Chinese billionaire sentenced to prison

Updated 14m ago
By Calum MacLeod, USA TODAY

BEIJING — The rags-to-riches story of a Chinese billionaire just hit its bleakest chapter. Tuesday, a Beijing court sentenced Huang Guangyu, a high school dropout who founded China's equivalent of Best Buy, to 14 years in prison for "illegal business dealings, insider trading and corporate bribery," state news agency Xinhua reported.

Huang ranked No. 1 on the 2008 Hurun Report Rich List of China's wealthiest businesspeople compiled by Rupert Hoogewerf, a researcher in Shanghai. His fortune was estimated at up to $6.3 billion. Even after his detention, Huang was No. 17 on last year's list with a net worth of $3.4 billion.
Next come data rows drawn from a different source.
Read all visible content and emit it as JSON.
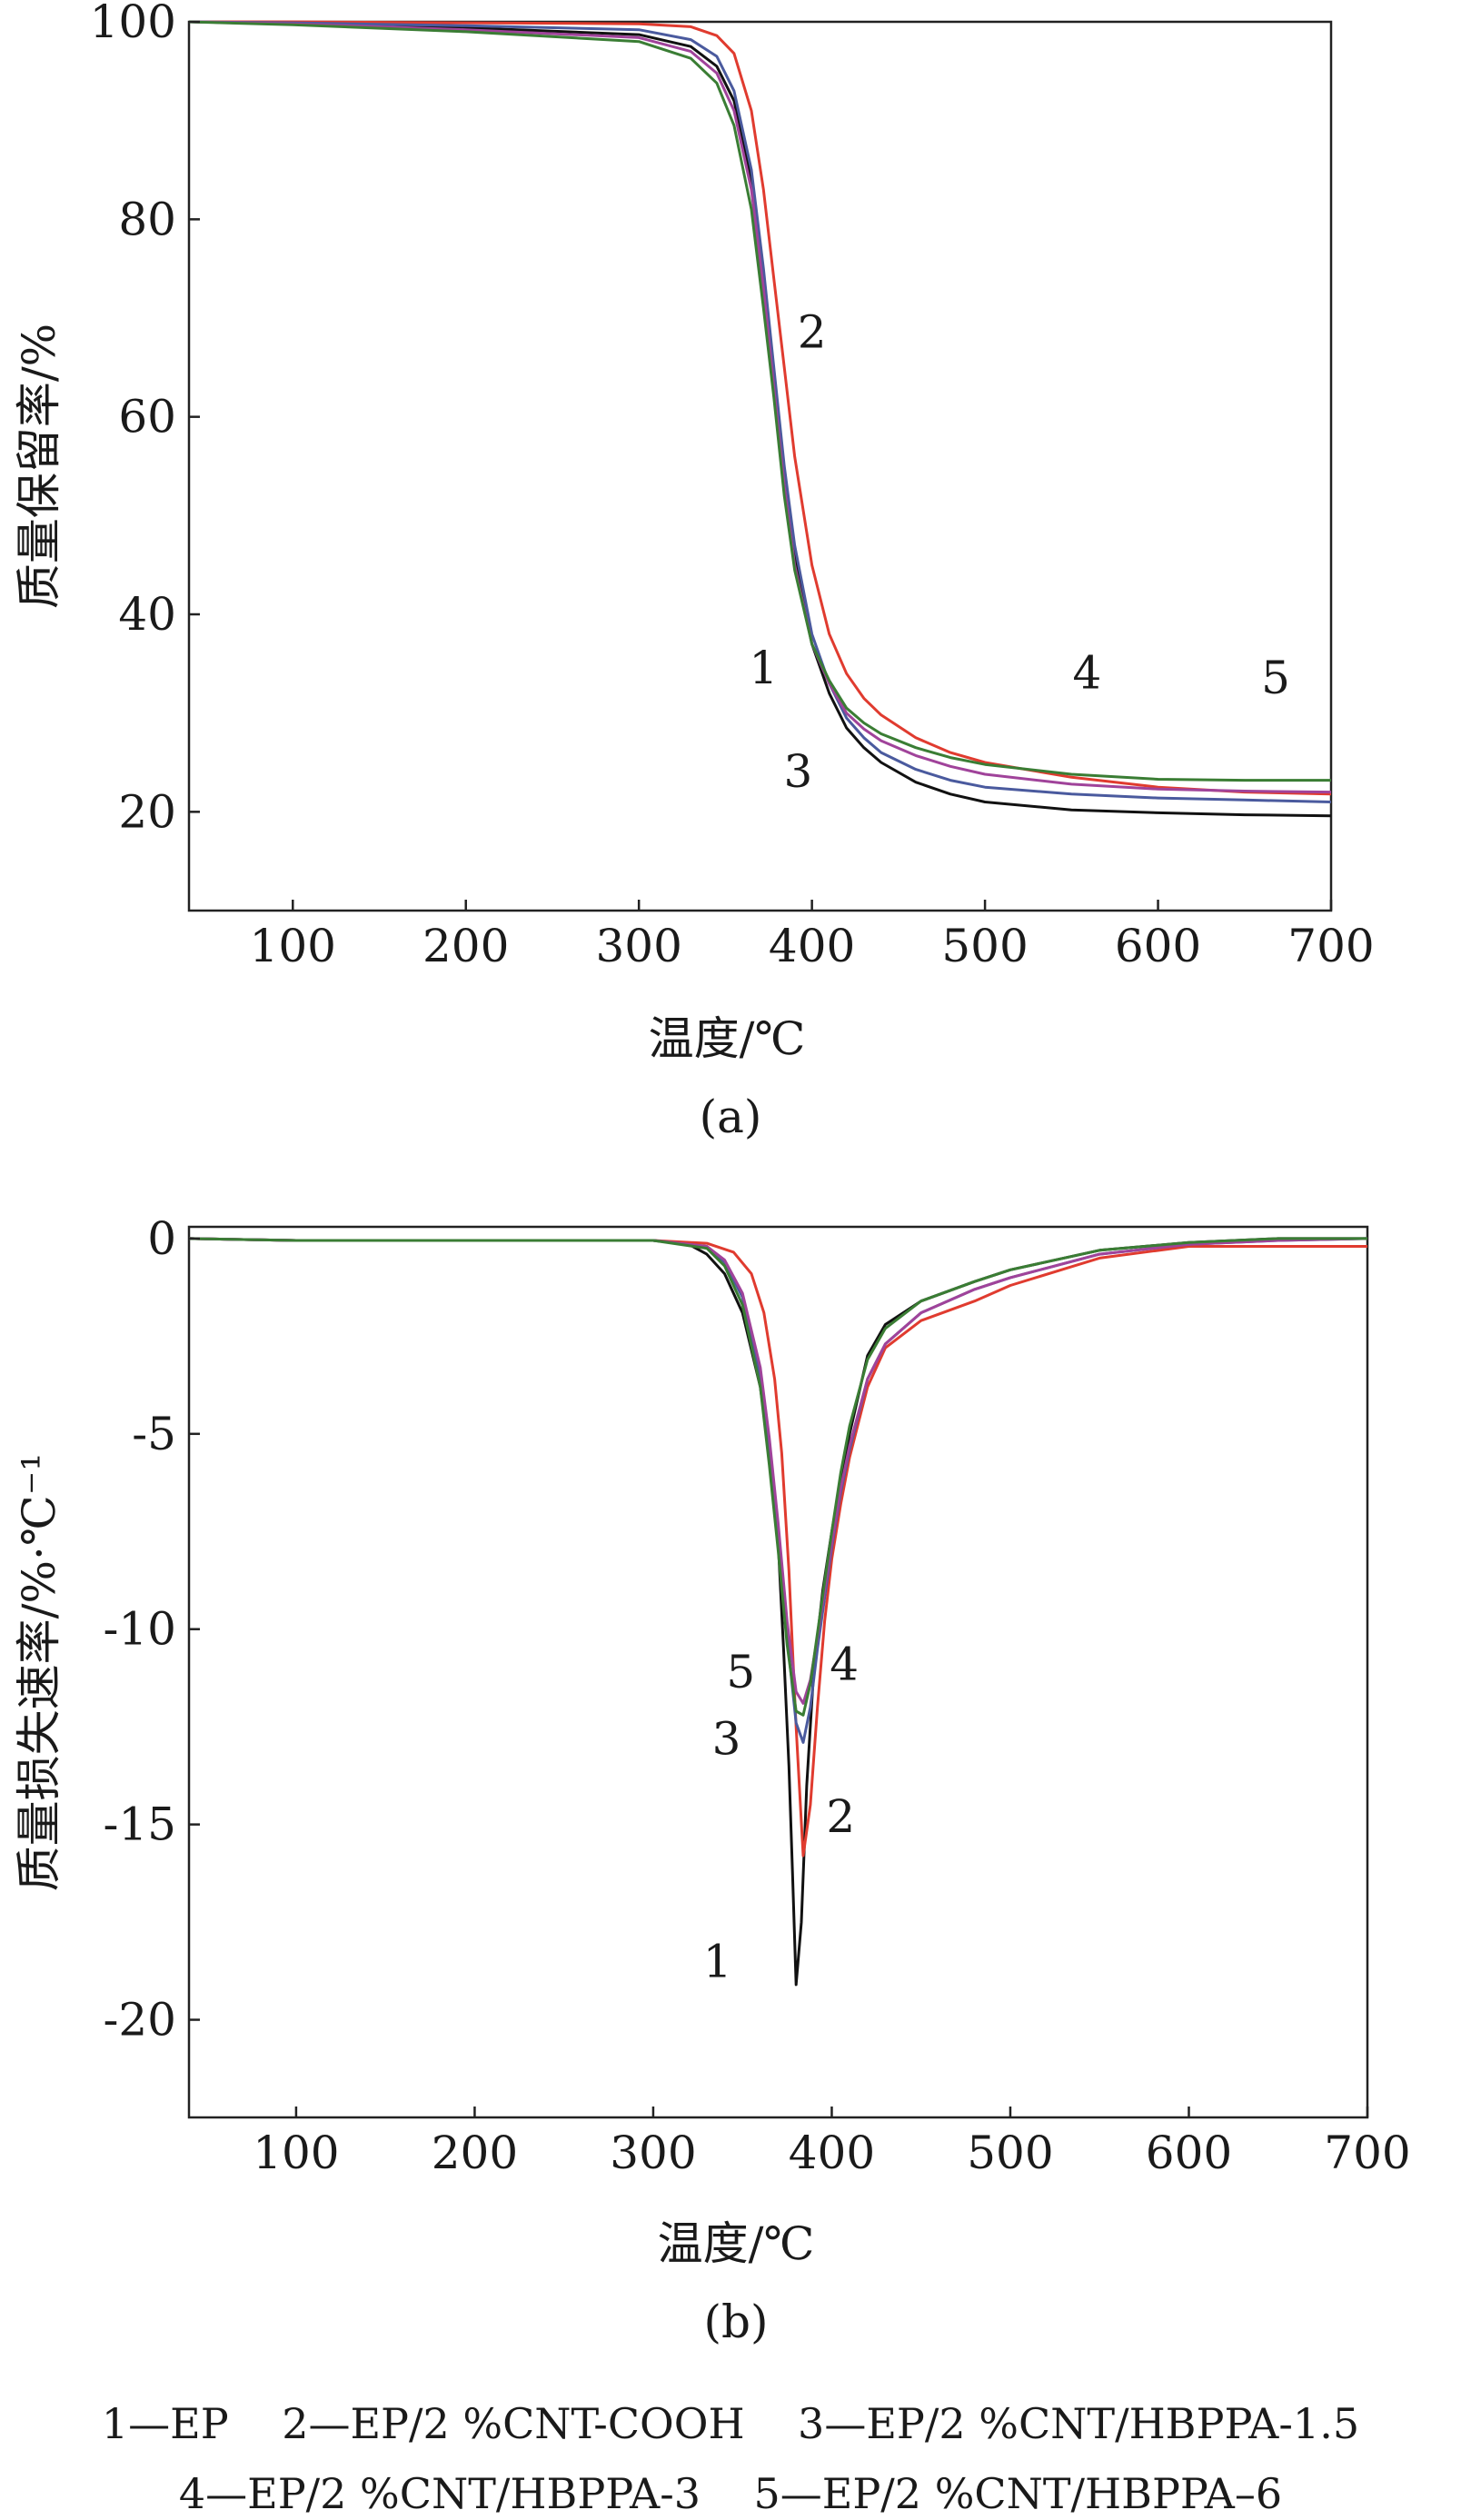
{
  "chart_data": [
    {
      "panel": "(a)",
      "type": "line",
      "xlabel": "温度/℃",
      "ylabel": "质量保留率/%",
      "xlim": [
        40,
        700
      ],
      "ylim": [
        10,
        100
      ],
      "xticks": [
        "100",
        "200",
        "300",
        "400",
        "500",
        "600",
        "700"
      ],
      "yticks": [
        "20",
        "40",
        "60",
        "80",
        "100"
      ],
      "series": [
        {
          "name": "1",
          "color": "#111111",
          "x": [
            40,
            100,
            200,
            300,
            330,
            345,
            355,
            365,
            372,
            378,
            384,
            390,
            400,
            410,
            420,
            430,
            440,
            460,
            480,
            500,
            550,
            600,
            650,
            700
          ],
          "y": [
            100,
            99.8,
            99.4,
            98.7,
            97.5,
            95.5,
            92,
            84,
            74,
            64,
            54,
            46,
            37,
            32,
            28.5,
            26.5,
            25,
            23,
            21.8,
            21,
            20.2,
            19.9,
            19.7,
            19.6
          ]
        },
        {
          "name": "2",
          "color": "#e03b2f",
          "x": [
            40,
            100,
            200,
            300,
            330,
            345,
            355,
            365,
            372,
            378,
            384,
            390,
            400,
            410,
            420,
            430,
            440,
            460,
            480,
            500,
            550,
            600,
            650,
            700
          ],
          "y": [
            100,
            100,
            99.9,
            99.8,
            99.5,
            98.6,
            96.8,
            91,
            83,
            74,
            65,
            56,
            45,
            38,
            34,
            31.5,
            29.8,
            27.5,
            26,
            25,
            23.5,
            22.5,
            22,
            21.8
          ]
        },
        {
          "name": "3",
          "color": "#4a5a9e",
          "x": [
            40,
            100,
            200,
            300,
            330,
            345,
            355,
            365,
            372,
            378,
            384,
            390,
            400,
            410,
            420,
            430,
            440,
            460,
            480,
            500,
            550,
            600,
            650,
            700
          ],
          "y": [
            100,
            99.9,
            99.6,
            99.2,
            98.2,
            96.5,
            93,
            85,
            75,
            65,
            55,
            47,
            38,
            33,
            29.5,
            27.5,
            26,
            24.3,
            23.2,
            22.5,
            21.8,
            21.4,
            21.2,
            21
          ]
        },
        {
          "name": "4",
          "color": "#a0439a",
          "x": [
            40,
            100,
            200,
            300,
            330,
            345,
            355,
            365,
            372,
            378,
            384,
            390,
            400,
            410,
            420,
            430,
            440,
            460,
            480,
            500,
            550,
            600,
            650,
            700
          ],
          "y": [
            100,
            99.8,
            99.2,
            98.4,
            97,
            94.8,
            91,
            83,
            73,
            63,
            53,
            45,
            37,
            33,
            30,
            28.4,
            27.2,
            25.7,
            24.6,
            23.8,
            22.8,
            22.3,
            22.1,
            22
          ]
        },
        {
          "name": "5",
          "color": "#3a7d34",
          "x": [
            40,
            100,
            200,
            300,
            330,
            345,
            355,
            365,
            372,
            378,
            384,
            390,
            400,
            410,
            420,
            430,
            440,
            460,
            480,
            500,
            550,
            600,
            650,
            700
          ],
          "y": [
            100,
            99.7,
            99,
            98,
            96.3,
            93.8,
            89.5,
            81,
            71,
            62,
            52,
            44.5,
            37,
            33.3,
            30.5,
            29,
            27.9,
            26.5,
            25.5,
            24.8,
            23.8,
            23.3,
            23.2,
            23.2
          ]
        }
      ],
      "annotations": [
        {
          "label": "2",
          "x": 400,
          "y": 67
        },
        {
          "label": "1",
          "x": 372,
          "y": 33
        },
        {
          "label": "3",
          "x": 392,
          "y": 22.5
        },
        {
          "label": "4",
          "x": 559,
          "y": 32.5
        },
        {
          "label": "5",
          "x": 668,
          "y": 32
        }
      ]
    },
    {
      "panel": "(b)",
      "type": "line",
      "xlabel": "温度/℃",
      "ylabel": "质量损失速率/%·℃⁻¹",
      "xlim": [
        40,
        700
      ],
      "ylim": [
        -22.5,
        0.3
      ],
      "xticks": [
        "100",
        "200",
        "300",
        "400",
        "500",
        "600",
        "700"
      ],
      "yticks": [
        "0",
        "-5",
        "-10",
        "-15",
        "-20"
      ],
      "series": [
        {
          "name": "1",
          "color": "#111111",
          "x": [
            40,
            100,
            200,
            300,
            320,
            330,
            340,
            350,
            360,
            365,
            370,
            373,
            376,
            378,
            380,
            383,
            386,
            390,
            395,
            400,
            405,
            410,
            420,
            430,
            450,
            480,
            500,
            550,
            600,
            650,
            700
          ],
          "y": [
            0,
            -0.05,
            -0.05,
            -0.05,
            -0.15,
            -0.4,
            -0.9,
            -1.9,
            -3.8,
            -5.5,
            -7.8,
            -10.5,
            -13.5,
            -16.2,
            -19.1,
            -17.5,
            -14,
            -11,
            -9,
            -7.5,
            -6.2,
            -5,
            -3,
            -2.2,
            -1.6,
            -1.1,
            -0.8,
            -0.3,
            -0.1,
            0,
            0
          ]
        },
        {
          "name": "2",
          "color": "#e03b2f",
          "x": [
            40,
            100,
            200,
            300,
            330,
            345,
            355,
            362,
            368,
            372,
            376,
            380,
            384,
            388,
            392,
            396,
            400,
            405,
            410,
            420,
            430,
            450,
            480,
            500,
            550,
            600,
            650,
            700
          ],
          "y": [
            0,
            -0.05,
            -0.05,
            -0.05,
            -0.12,
            -0.35,
            -0.9,
            -1.9,
            -3.6,
            -5.5,
            -8.5,
            -12.5,
            -15.8,
            -14.5,
            -12,
            -9.8,
            -8.2,
            -6.8,
            -5.6,
            -3.8,
            -2.8,
            -2.1,
            -1.6,
            -1.2,
            -0.5,
            -0.2,
            -0.2,
            -0.2
          ]
        },
        {
          "name": "3",
          "color": "#4a5a9e",
          "x": [
            40,
            100,
            200,
            300,
            330,
            340,
            350,
            360,
            365,
            370,
            375,
            380,
            384,
            388,
            392,
            396,
            400,
            405,
            410,
            420,
            430,
            450,
            480,
            500,
            550,
            600,
            650,
            700
          ],
          "y": [
            0,
            -0.05,
            -0.05,
            -0.05,
            -0.2,
            -0.6,
            -1.5,
            -3.5,
            -5.3,
            -7.6,
            -10.2,
            -12.4,
            -12.9,
            -12,
            -10.5,
            -9.2,
            -7.9,
            -6.5,
            -5.4,
            -3.6,
            -2.7,
            -1.9,
            -1.3,
            -1,
            -0.4,
            -0.15,
            -0.05,
            0
          ]
        },
        {
          "name": "4",
          "color": "#a0439a",
          "x": [
            40,
            100,
            200,
            300,
            330,
            340,
            350,
            360,
            365,
            370,
            375,
            380,
            384,
            388,
            392,
            396,
            400,
            405,
            410,
            420,
            430,
            450,
            480,
            500,
            550,
            600,
            650,
            700
          ],
          "y": [
            0,
            -0.05,
            -0.05,
            -0.05,
            -0.2,
            -0.55,
            -1.4,
            -3.3,
            -5.1,
            -7.3,
            -9.8,
            -11.6,
            -11.9,
            -11.3,
            -10.2,
            -9,
            -7.8,
            -6.4,
            -5.3,
            -3.6,
            -2.7,
            -1.9,
            -1.3,
            -1,
            -0.4,
            -0.15,
            -0.05,
            0
          ]
        },
        {
          "name": "5",
          "color": "#3a7d34",
          "x": [
            40,
            100,
            200,
            300,
            330,
            340,
            350,
            360,
            365,
            370,
            375,
            380,
            384,
            388,
            392,
            396,
            400,
            405,
            410,
            420,
            430,
            450,
            480,
            500,
            550,
            600,
            650,
            700
          ],
          "y": [
            0,
            -0.05,
            -0.05,
            -0.05,
            -0.25,
            -0.7,
            -1.7,
            -3.8,
            -5.8,
            -8,
            -10.4,
            -12.1,
            -12.2,
            -11.4,
            -10.1,
            -8.8,
            -7.5,
            -6,
            -4.8,
            -3.1,
            -2.3,
            -1.6,
            -1.1,
            -0.8,
            -0.3,
            -0.1,
            0,
            0
          ]
        }
      ],
      "annotations": [
        {
          "label": "5",
          "x": 349,
          "y": -11.5
        },
        {
          "label": "4",
          "x": 407,
          "y": -11.3
        },
        {
          "label": "3",
          "x": 341,
          "y": -13.2
        },
        {
          "label": "2",
          "x": 405,
          "y": -15.2
        },
        {
          "label": "1",
          "x": 336,
          "y": -18.9
        }
      ]
    }
  ],
  "legend": {
    "line1": "1—EP    2—EP/2 %CNT-COOH    3—EP/2 %CNT/HBPPA-1.5",
    "line2": "4—EP/2 %CNT/HBPPA-3    5—EP/2 %CNT/HBPPA–6"
  }
}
Huang, 41, was fined $88 million and had assets worth $29 million confiscated. His wife, Du Juan, received a 3½-year sentence and a fine of $29 million, Xinhua said.

The verdict sends a strong warning to China's often freewheeling business barons. A string of prominent entrepreneurs have been jailed after running afoul of the law.

For several years, Huang and his 1,100-store company, Gome Electronics, were symbols of entrepreneurial success. A Hurun Report profile dubbed him "China's Sam Walton" after the founder of Walmart. He had the nickname "price butcher" for his business tactics.

From an early age, Huang appreciated the lure of low prices, according to a life story in the encyclopedia section of Baidu, China's top search engine. Born to poor farmers in south China, Huang helped recycle rubbish to get by. He dropped out of school at 16, and in 1986, he and his older brother used their $585 earnings and a $4,400 loan to open a clothes shop in Beijing. They soon moved into imported household appliances.

The retail giant Huang created remains a major player.

"Anyone with a very big business has skeletons in their closets," Hoogewerf says. "It's like the robber barons in the U.S. at the end of the 19th century, when the winners were ruthless and very canny."

The most surprising aspect of Huang's story is his failure to secure political cover, Hoogewerf says. To broaden its support, China's Communist Party has in recent years opened membership to businesspeople, once reviled as "capitalist roaders."

Huang enjoys some consolation as he begins to count the days until freedom. He still owns 34% of Gome.